11. Несмотря, однако, на «поврежденность» в природе, она полна творческих сил, она сияет красотой, а главное — природа живет и развивается. Обобщая все это, мы приходим к тому коренному моменту в христианском восприятии мира, который уясняет нам антиномичность в мире (как он есть сейчас). Одинаково важно восприятие силы и красоты в космосе, но важно и восприятие скрытой и явной тоски в космосе, уходящей своими корнями в болезни, искривления, в неотвратимость увядания и смерти. Наличность одновременно этих двух восприятии не дает основания ни для дуалистического (в тонах манихейства) понимания мира, ни для остановки на одностороннем его понимании (или «все в мире хорошо», или «все в мире плохо»). Христианство не дуалистично и не односторонне, оно по существу есть восприятие трагизма в мире. О трагизме можно серьезно говорить именно при одновременной наличности силы и увядания, красоты и уродливых извращений, взаимопомощи и жестокой борьбы за существование. Трагизм в мире не ведет ни к пессимизму (но мир жив и прекрасен), ни к оптимизму (но в мире всюду болезни, стон и смерть). Мир, трагически воспринимаемый нами, безмолвно говорит нам о том, что он жаждет спасения, жаждет избавления от «рабства тления».

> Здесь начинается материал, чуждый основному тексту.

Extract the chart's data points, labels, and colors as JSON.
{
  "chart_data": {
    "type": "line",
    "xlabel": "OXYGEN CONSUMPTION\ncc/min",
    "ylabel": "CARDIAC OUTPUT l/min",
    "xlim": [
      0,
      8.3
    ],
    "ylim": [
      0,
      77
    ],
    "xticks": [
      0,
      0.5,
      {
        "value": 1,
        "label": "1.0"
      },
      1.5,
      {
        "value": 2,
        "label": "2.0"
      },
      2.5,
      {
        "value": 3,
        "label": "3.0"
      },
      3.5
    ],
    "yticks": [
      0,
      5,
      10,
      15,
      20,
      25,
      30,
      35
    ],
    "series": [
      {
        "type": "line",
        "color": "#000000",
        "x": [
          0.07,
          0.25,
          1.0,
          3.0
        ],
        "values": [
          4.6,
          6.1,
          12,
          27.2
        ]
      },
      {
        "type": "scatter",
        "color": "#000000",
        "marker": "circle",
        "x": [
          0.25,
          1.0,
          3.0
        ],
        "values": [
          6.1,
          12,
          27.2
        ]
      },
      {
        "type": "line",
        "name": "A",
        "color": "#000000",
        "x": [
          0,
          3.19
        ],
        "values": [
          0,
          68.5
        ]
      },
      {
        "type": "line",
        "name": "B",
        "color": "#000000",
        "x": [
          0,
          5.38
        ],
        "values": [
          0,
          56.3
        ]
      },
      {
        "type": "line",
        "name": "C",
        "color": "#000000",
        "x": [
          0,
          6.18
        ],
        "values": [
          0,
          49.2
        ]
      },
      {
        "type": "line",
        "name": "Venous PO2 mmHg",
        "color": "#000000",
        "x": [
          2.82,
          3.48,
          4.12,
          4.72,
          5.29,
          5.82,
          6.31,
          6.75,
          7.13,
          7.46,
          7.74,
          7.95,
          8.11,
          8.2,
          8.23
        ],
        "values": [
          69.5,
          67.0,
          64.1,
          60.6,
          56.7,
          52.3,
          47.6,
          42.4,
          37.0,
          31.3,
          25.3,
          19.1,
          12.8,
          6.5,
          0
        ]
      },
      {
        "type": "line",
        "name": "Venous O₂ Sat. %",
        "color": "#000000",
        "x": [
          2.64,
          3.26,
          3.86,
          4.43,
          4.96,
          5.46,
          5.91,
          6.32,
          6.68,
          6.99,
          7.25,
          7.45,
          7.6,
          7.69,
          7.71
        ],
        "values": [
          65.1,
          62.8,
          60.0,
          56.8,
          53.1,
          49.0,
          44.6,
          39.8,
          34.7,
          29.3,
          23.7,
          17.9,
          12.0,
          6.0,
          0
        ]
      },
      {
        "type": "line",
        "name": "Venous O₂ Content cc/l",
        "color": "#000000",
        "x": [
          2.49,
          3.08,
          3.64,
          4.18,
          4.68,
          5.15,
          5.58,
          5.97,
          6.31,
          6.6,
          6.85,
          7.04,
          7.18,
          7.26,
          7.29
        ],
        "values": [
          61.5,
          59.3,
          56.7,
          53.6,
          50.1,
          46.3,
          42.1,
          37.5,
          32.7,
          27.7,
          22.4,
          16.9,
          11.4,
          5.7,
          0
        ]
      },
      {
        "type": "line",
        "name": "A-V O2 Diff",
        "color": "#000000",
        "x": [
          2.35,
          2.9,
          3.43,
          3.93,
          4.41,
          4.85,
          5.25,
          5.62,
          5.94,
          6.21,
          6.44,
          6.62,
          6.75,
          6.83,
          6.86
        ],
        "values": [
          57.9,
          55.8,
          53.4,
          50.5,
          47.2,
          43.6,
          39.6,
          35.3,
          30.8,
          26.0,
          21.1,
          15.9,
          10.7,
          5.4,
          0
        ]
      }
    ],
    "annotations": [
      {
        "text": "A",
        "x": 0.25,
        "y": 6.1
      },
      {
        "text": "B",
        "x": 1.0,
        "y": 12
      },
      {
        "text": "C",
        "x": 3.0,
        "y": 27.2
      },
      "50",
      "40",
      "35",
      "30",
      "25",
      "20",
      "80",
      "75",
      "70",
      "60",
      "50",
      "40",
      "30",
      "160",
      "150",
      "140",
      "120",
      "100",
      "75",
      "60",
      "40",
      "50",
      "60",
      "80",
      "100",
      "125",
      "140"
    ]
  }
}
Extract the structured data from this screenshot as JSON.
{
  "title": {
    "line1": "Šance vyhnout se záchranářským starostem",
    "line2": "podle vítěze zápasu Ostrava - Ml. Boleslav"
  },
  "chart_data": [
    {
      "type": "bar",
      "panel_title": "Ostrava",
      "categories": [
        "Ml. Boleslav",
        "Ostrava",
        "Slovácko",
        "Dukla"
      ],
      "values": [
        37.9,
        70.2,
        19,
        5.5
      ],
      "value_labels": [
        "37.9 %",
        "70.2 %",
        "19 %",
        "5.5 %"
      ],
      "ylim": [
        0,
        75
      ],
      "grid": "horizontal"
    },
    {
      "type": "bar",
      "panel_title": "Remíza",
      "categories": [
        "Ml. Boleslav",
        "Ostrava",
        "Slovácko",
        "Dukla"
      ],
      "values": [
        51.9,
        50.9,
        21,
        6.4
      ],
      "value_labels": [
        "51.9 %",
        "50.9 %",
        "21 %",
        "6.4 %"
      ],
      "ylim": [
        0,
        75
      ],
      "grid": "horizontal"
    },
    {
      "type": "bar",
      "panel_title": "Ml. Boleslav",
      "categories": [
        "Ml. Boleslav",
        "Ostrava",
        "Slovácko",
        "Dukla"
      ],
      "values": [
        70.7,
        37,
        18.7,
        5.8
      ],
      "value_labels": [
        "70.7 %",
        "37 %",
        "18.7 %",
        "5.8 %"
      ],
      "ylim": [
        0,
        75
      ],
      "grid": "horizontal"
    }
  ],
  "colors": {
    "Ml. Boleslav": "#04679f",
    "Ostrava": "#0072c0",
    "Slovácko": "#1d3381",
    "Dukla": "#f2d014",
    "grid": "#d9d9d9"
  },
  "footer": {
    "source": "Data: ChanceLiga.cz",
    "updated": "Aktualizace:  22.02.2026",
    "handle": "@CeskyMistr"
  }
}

Трагическое восприятие мира оправдывает и светлый космизм, столь глубоко присущий христианству и не угасший лишь в Православии,— но он заключает в себе и постоянную память о Голгофе. Эта память о Голгофе, это ощущение всемирной тоски имеет такую же тенденцию всецело окрашивать ощущение мира,— как такую же тенденцию заключает в себе и светлый космизм. Избежать крайностей того и другого обязательно для нас, если мы хотим до конца понять, что дает нам христианское понимание мира.